Raed GHANEM (University of Miskolc), the international PhD student of the University of Miskolc introduced the „Children’s Rights in Light of the Syrian Crisis” topic. He highlighted ten years passed away after the Syrian war and the subsequent crises, and according to the reports of the UN agencies children have been the most affected by the situation. He stressed that there seems to be a big gap between the numbers and statistics and the provision of the law. In this context, he questioned whether the provisions of these laws for the protection of children can be implemented in exceptional circumstances such as war, and how effective can be the parental responsibility in such circumstances.
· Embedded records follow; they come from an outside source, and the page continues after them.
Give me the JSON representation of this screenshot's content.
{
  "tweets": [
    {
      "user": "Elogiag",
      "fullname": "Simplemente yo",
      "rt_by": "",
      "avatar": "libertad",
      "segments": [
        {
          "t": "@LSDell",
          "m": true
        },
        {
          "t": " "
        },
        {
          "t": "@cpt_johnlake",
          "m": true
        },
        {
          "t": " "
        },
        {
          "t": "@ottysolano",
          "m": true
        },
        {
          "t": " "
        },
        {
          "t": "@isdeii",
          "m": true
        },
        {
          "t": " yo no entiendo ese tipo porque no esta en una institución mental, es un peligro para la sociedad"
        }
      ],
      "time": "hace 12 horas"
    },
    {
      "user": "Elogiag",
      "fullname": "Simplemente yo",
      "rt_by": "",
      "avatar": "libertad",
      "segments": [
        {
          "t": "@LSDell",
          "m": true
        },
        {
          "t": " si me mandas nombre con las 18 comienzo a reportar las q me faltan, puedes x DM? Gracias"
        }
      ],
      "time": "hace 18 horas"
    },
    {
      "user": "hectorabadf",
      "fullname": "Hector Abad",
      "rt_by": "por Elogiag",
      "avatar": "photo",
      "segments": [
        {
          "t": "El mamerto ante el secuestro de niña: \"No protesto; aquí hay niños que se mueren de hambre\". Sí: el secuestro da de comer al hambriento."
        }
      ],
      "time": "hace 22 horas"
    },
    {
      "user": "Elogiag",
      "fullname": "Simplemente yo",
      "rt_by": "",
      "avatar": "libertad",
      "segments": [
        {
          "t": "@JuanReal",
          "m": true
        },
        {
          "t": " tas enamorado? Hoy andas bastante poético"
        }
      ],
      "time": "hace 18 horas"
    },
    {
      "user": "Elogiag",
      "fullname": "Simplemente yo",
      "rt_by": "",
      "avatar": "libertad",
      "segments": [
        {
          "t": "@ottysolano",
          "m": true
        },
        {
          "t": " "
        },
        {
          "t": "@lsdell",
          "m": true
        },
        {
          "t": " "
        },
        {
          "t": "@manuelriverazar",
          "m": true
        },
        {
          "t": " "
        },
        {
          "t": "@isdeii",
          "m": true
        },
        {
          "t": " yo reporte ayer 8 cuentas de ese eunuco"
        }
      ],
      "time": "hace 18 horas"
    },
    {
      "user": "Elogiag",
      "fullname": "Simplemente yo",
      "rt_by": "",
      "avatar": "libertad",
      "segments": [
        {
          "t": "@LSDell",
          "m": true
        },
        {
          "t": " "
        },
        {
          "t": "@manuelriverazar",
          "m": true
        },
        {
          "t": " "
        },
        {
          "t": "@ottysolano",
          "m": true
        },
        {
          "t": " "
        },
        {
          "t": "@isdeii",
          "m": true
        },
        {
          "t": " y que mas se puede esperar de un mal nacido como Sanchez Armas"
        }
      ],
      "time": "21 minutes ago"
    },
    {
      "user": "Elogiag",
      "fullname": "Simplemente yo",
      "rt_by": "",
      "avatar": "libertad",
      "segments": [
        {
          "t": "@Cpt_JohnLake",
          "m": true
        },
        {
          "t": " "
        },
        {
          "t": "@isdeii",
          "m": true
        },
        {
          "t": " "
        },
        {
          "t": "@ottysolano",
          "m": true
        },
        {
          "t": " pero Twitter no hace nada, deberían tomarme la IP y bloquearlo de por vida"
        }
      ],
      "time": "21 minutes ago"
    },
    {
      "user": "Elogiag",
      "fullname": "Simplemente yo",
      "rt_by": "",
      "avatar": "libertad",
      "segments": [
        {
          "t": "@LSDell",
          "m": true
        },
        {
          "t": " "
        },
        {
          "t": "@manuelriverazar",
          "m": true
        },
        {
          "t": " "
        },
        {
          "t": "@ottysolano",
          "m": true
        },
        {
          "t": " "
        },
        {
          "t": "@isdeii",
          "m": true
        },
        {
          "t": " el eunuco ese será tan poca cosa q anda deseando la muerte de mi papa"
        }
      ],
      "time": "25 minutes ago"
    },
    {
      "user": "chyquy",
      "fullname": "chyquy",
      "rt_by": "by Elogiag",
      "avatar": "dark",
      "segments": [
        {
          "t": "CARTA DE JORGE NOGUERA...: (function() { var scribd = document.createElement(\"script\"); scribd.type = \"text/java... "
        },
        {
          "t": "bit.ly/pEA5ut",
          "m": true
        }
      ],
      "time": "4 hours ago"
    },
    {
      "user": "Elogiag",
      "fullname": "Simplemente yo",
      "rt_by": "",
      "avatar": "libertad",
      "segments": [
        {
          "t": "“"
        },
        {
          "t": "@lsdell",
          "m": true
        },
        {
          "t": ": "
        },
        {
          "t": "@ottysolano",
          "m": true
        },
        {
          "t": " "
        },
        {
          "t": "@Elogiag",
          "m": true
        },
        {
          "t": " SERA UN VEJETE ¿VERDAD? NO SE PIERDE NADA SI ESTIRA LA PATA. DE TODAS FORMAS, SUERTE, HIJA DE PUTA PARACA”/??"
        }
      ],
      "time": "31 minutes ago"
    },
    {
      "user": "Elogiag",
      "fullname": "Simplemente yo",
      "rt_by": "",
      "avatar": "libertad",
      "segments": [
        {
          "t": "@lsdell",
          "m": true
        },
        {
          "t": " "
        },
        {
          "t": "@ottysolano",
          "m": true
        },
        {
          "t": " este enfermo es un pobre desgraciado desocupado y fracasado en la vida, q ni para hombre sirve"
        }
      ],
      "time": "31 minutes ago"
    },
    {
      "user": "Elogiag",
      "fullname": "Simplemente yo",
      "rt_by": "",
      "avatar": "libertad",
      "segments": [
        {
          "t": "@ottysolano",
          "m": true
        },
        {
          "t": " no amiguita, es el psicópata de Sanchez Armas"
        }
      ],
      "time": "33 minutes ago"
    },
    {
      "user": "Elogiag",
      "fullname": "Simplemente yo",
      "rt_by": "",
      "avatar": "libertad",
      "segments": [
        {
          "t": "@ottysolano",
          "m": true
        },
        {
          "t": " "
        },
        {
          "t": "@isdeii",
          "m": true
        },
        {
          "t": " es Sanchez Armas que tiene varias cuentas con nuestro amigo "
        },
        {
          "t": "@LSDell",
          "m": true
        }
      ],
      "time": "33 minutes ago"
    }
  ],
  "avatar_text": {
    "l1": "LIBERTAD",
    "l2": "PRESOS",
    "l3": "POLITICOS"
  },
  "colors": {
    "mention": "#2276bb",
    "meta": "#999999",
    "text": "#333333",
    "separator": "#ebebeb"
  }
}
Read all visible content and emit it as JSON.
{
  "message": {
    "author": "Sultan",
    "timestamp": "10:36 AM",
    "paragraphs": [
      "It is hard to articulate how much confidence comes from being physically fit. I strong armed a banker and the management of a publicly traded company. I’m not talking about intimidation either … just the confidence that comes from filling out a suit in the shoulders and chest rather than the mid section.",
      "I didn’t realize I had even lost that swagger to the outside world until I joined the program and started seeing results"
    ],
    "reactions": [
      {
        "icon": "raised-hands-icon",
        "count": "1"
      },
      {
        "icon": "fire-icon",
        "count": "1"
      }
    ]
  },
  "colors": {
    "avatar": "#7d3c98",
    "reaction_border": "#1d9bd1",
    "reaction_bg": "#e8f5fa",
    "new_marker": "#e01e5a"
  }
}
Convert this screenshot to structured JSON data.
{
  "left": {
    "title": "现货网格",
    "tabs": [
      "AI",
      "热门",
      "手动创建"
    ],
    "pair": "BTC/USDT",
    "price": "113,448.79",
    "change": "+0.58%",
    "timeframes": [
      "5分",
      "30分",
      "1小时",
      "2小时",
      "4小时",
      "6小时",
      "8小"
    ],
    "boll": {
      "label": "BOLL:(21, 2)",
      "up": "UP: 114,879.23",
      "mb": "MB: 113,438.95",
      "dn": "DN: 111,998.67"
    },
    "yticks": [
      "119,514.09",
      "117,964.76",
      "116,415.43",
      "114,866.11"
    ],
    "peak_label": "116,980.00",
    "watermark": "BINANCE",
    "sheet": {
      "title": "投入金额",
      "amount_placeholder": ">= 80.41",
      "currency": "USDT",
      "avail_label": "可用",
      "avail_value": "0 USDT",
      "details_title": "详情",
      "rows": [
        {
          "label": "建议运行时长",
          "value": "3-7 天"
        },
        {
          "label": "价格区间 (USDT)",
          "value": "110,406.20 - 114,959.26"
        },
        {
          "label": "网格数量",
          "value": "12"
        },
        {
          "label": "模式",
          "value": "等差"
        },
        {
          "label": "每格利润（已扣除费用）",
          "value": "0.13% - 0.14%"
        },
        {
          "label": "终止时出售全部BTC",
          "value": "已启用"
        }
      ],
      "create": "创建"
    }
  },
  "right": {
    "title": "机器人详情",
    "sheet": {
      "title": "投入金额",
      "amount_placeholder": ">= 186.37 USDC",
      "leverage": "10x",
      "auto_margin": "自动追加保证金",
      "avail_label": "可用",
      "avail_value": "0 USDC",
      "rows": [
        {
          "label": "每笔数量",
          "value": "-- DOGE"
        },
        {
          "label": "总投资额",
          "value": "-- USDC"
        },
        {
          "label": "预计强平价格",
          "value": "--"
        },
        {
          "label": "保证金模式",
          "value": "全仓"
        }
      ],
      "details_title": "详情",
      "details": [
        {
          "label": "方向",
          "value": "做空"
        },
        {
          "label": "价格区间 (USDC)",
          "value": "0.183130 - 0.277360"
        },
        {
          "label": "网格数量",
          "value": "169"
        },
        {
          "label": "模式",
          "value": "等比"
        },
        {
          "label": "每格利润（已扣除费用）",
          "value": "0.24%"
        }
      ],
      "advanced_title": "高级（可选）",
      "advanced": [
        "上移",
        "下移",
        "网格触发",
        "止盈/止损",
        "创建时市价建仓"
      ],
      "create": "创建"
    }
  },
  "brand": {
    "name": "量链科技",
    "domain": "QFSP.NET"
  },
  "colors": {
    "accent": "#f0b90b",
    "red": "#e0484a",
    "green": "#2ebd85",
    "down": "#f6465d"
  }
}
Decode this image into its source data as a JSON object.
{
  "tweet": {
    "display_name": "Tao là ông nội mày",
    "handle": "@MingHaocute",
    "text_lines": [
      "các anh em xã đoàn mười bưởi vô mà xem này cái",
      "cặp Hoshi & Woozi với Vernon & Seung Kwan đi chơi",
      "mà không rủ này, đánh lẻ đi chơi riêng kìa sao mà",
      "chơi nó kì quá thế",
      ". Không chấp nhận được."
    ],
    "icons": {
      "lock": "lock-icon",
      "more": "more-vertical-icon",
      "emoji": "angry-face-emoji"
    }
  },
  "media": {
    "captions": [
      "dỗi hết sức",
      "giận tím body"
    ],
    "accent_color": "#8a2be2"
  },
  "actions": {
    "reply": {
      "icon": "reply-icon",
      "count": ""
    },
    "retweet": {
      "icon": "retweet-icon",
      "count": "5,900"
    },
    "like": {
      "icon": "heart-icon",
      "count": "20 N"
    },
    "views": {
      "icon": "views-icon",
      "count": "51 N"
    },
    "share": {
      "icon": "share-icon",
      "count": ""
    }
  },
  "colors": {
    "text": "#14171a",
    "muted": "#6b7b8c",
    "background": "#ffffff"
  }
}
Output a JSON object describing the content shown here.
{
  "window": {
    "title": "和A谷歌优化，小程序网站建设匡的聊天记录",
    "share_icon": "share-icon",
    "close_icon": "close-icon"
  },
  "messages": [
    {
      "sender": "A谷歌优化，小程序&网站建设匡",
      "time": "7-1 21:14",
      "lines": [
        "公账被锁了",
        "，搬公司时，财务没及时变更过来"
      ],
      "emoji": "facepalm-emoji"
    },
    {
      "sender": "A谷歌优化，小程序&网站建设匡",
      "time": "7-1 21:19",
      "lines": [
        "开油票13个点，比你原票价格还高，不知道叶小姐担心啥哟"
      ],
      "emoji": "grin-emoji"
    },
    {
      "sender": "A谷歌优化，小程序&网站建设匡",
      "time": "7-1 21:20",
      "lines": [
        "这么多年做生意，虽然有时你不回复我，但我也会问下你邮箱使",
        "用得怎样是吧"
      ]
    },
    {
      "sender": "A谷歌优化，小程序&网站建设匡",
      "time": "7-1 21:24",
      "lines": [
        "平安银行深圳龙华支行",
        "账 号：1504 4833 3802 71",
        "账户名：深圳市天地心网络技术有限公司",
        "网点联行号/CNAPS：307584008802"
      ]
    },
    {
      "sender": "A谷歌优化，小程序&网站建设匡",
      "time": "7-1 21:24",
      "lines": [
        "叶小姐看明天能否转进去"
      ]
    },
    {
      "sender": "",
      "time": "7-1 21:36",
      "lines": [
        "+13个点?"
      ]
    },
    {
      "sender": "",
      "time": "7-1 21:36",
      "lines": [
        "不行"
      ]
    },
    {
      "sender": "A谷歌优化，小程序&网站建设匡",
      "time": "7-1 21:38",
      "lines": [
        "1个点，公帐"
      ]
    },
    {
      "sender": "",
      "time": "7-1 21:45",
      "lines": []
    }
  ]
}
The last speaker of the second section and the conference was Gutama Namomsa DARAJE (University of Public Service, Hungary) the PhD student of the University of Public Service, with his presentation of the title „Children rights and Parental Responsibility Ethiopian Perspective”. In the presentation, he outlined the sources and specialities of the Ethiopian legal system in the area of child protection. He highlighted that absolute poverty can be blamed for the violations of children’s rights and stressed that the gaps in the protection of certain categories of children, such as children with disabilities, who continue to suffer discrimination. He stressed that the legislative environment still needs to be improved to ensure that children’s rights are more fully protected.
As a summary, it can be stated that at the “Children’s Rights Vs. Parental Responsibility” webinar conference such presentations can be listened which examined an extremely wide range of the topic of children’s rights, across countries and reflected on the challenges of our everyday live. The colourful lectures were perfectly fit together in the topic of the conference and a valuable, scientific discourse was realized.